I'm trying to conceive of an animalogos
Anima
Animus
logos = Etymology: Greek, speech, word, reason
reason that in ancient Greek philosophy is the controlling principle in the universe
and incorporate as a radical politics that is holistic in that I conceive of all beings as equal and deserving of the same dignity of life--that environments should be thought of as large interacting ecospheres that depend on the welfare of all beings (mineral/plant/animal)--that humans are arrogant in thinking they are the only higher evolved creatures on this planet and that they are the only living beings that have achieved higher-functioning consciousness--that love/loving is necessary for good personal health, caring/nurturing realationships are necessary for healthy communities, but that we cannot ignore/suppress our shadow (one of the benefits of creativity for me is channeling that shadow and light into my art in order to create a perspective that accepts them both)--that a pantheist/interdisciplinary perspective works best for me in that I develop the strongest under-standing (foundation) and response-ability (critical voice) from engaging the most possible ways of looking/seeing.
Can there be a meeting of the spirit and rationality = animalogos? Can I create/conceive a positive reality without burying other equally important conceptions of the world?
I look forward to asking more questions and learning from others.
Peace my friends
5 comments:
hey michael,
thanks for letting me in on some background... you certainly touch quite alot of people. i hope to move from the student category to friend category sometime very soon.
peace.
-liz
You are a friend Liz, I've been jamming to the music you dropped off at my office, sure makes the work day a lot more pleasant--nothing California Uber Allies by the Dead Kennedys blasting out of a professor's office to set the tone for student conferences!
hahaha. now *that* just made my day!
;)
Damn, I'd like to be you when I grow up! Thanks so much for this post, Thivai. It makes the thinking about getting over my own hurdles much easier.
surprising how much we can relate to 'a strangers' story... ; )
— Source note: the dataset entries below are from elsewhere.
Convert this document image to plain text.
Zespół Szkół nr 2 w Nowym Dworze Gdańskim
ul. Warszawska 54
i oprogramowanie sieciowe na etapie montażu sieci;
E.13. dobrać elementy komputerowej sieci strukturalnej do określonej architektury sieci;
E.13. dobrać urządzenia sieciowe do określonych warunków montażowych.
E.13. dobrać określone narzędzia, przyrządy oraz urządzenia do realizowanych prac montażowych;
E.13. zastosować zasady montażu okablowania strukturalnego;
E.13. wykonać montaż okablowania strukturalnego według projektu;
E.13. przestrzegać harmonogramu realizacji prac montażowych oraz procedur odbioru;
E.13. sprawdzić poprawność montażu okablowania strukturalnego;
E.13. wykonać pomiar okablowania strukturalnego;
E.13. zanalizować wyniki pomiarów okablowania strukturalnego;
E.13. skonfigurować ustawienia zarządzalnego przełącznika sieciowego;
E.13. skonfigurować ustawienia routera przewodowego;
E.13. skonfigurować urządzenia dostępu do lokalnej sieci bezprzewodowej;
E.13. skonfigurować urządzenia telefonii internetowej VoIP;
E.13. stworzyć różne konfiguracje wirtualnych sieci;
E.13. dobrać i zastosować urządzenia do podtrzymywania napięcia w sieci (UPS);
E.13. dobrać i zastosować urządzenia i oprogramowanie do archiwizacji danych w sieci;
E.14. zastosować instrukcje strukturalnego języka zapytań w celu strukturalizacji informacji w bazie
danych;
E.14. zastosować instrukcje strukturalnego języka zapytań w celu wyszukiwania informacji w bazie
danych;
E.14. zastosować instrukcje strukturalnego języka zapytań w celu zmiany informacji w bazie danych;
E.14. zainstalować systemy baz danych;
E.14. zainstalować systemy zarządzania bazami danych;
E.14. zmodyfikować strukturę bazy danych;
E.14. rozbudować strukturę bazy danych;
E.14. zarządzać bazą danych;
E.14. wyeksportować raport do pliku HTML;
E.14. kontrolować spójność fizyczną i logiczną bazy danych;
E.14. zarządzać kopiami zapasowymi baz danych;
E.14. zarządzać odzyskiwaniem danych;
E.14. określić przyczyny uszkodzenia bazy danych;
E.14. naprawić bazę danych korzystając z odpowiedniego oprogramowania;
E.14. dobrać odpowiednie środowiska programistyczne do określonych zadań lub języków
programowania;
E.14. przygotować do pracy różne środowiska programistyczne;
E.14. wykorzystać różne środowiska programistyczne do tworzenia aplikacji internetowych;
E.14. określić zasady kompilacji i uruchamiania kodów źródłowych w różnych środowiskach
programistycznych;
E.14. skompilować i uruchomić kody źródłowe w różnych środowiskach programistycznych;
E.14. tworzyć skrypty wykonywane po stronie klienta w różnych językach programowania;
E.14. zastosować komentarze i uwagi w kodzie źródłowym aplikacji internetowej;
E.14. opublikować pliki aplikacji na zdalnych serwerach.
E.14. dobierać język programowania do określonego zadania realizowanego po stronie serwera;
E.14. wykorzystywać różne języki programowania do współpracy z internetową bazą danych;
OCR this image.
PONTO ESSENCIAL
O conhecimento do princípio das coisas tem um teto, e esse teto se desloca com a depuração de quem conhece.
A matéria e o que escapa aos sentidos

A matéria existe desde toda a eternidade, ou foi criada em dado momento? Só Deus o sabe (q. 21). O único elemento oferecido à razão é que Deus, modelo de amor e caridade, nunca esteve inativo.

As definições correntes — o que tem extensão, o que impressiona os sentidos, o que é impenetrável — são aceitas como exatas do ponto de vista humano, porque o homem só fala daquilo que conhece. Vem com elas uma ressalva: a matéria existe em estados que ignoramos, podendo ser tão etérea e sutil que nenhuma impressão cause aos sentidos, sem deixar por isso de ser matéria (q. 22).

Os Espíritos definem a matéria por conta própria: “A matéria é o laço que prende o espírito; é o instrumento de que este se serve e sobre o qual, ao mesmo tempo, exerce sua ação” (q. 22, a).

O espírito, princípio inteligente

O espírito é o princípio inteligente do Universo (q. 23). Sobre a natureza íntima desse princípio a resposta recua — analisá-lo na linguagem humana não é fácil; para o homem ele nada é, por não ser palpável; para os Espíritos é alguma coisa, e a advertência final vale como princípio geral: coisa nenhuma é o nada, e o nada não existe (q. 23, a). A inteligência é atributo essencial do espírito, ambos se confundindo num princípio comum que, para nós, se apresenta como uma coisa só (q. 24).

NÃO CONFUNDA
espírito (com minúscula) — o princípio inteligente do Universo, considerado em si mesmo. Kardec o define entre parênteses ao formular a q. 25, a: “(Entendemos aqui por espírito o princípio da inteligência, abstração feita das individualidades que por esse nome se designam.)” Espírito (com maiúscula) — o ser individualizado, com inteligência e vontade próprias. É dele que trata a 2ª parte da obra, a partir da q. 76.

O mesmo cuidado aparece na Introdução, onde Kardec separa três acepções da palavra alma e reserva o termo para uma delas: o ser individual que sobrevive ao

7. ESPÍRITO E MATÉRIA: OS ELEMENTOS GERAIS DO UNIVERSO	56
perhaps it is of sheer will, perhaps a mechanism of survival; but i carry the optimism that merely being one whom is self motivated to learn, grow, be better for themselves and others - will provide that which is needed to propel oneself to 'better days'.
u evidently have these qualities, as u have propelled yourself toward better and better (for u and others) situations and environments.
along with a self-critical awareness, don't forget to appreciate the courage, determination, and *real* strength u also have for qualities.